Nature museum studying past for a better future

Tuesday, January 13, 2015
Nature museum studying past for a better future
At the Peggy Notebaert Nature Museum this week they are studying the past so we have a better future.

CHICAGO (WLS) -- At the Peggy Notebaert Nature Museum this week they are studying the past so we have a better future.

A Merlin Falcon from 1834, common brown moths collected for more than 100 years, a Peregrin Falcon from 1934. They are all part of the Chicago Academy of Science's vast gathering of specimens from the world around us.

The academy at Clark and Armitage was founded in 1857 and 15 years ago it gave birth to the Peggy Notebaert Nature Musuem in Lincoln Park. This week, Founders Week, they have opened their vaults to give us a peek into the past.
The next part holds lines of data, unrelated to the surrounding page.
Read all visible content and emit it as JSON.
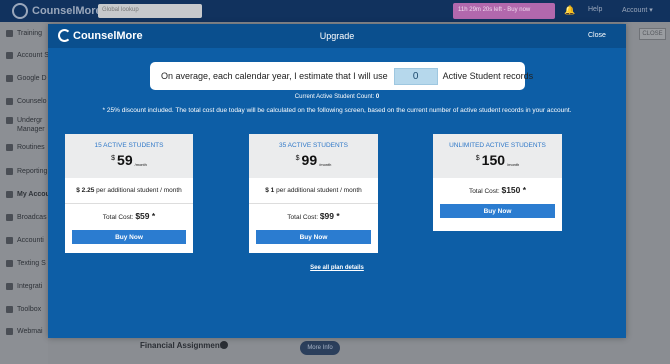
{
  "topbar": {
    "logo_text": "CounselMore",
    "search_placeholder": "Global lookup",
    "promo_text": "11h 29m 20s left - Buy now",
    "help_label": "Help",
    "account_label": "Account ▾"
  },
  "sidebar": {
    "items": [
      {
        "label": "Training"
      },
      {
        "label": "Account S"
      },
      {
        "label": "Google D"
      },
      {
        "label": "Counselo"
      },
      {
        "label": "Undergr"
      },
      {
        "label": "Manager"
      },
      {
        "label": "Routines"
      },
      {
        "label": "Reporting"
      },
      {
        "label": "My Accou"
      },
      {
        "label": "Broadcas"
      },
      {
        "label": "Accounti"
      },
      {
        "label": "Texting S"
      },
      {
        "label": "Integrati"
      },
      {
        "label": "Toolbox"
      },
      {
        "label": "Webmai"
      }
    ]
  },
  "background": {
    "close_label": "CLOSE",
    "financial_assignments": "Financial Assignments",
    "more_info": "More Info"
  },
  "modal": {
    "logo_text": "CounselMore",
    "title": "Upgrade",
    "close_label": "Close",
    "estimate_prefix": "On average, each calendar year, I estimate that I will use",
    "estimate_value": "0",
    "estimate_suffix": "Active Student records",
    "current_count_label": "Current Active Student Count:",
    "current_count_value": "0",
    "discount_note": "* 25% discount included. The total cost due today will be calculated on the following screen, based on the current number of active student records in your account.",
    "plans": [
      {
        "name": "15 Active Students",
        "currency": "$",
        "price": "59",
        "period": "/month",
        "additional_price": "$ 2.25",
        "additional_text": "per additional student / month",
        "total_label": "Total Cost:",
        "total_value": "$59 *",
        "buy_label": "Buy Now"
      },
      {
        "name": "35 Active Students",
        "currency": "$",
        "price": "99",
        "period": "/month",
        "additional_price": "$ 1",
        "additional_text": "per additional student / month",
        "total_label": "Total Cost:",
        "total_value": "$99 *",
        "buy_label": "Buy Now"
      },
      {
        "name": "Unlimited Active Students",
        "currency": "$",
        "price": "150",
        "period": "/month",
        "total_label": "Total Cost:",
        "total_value": "$150 *",
        "buy_label": "Buy Now"
      }
    ],
    "plan_details_link": "See all plan details"
  }
}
"These specimens are literal snapshots in time," said curator Steve Sullivan. "They contain information from the 1800s that helps us understand vividly what the world was like back then."

Scientists here and around the world share these specimens and their findings, and it's because of this mysteries are solved. Like why were eagles and falcons disappearing in the 1960s. It was because of the pesticide DDT.

"These older specimens have significantly stronger and more molecularly complex eggshells than were the ones that were exposed to DDT," Sullivan said. "DDT causes weak eggshells that break when mommy sits on them to incubate them."

Sullivan likes to ask visitors here, "When was the last time you were out driving and lots of moths splattered on your windshield?" A long time ago, right? That's because moths are disappearing.

That's because we are killing them with pesticides but by doing that we are disrupting the food chain for birds.

"If we spread too many pesticides and kill the moths we have then starved our backyard birds to death," Sullivan said.

Sullivan will be at the museum all day Thursday answering visitors' questions. Just try to stump him.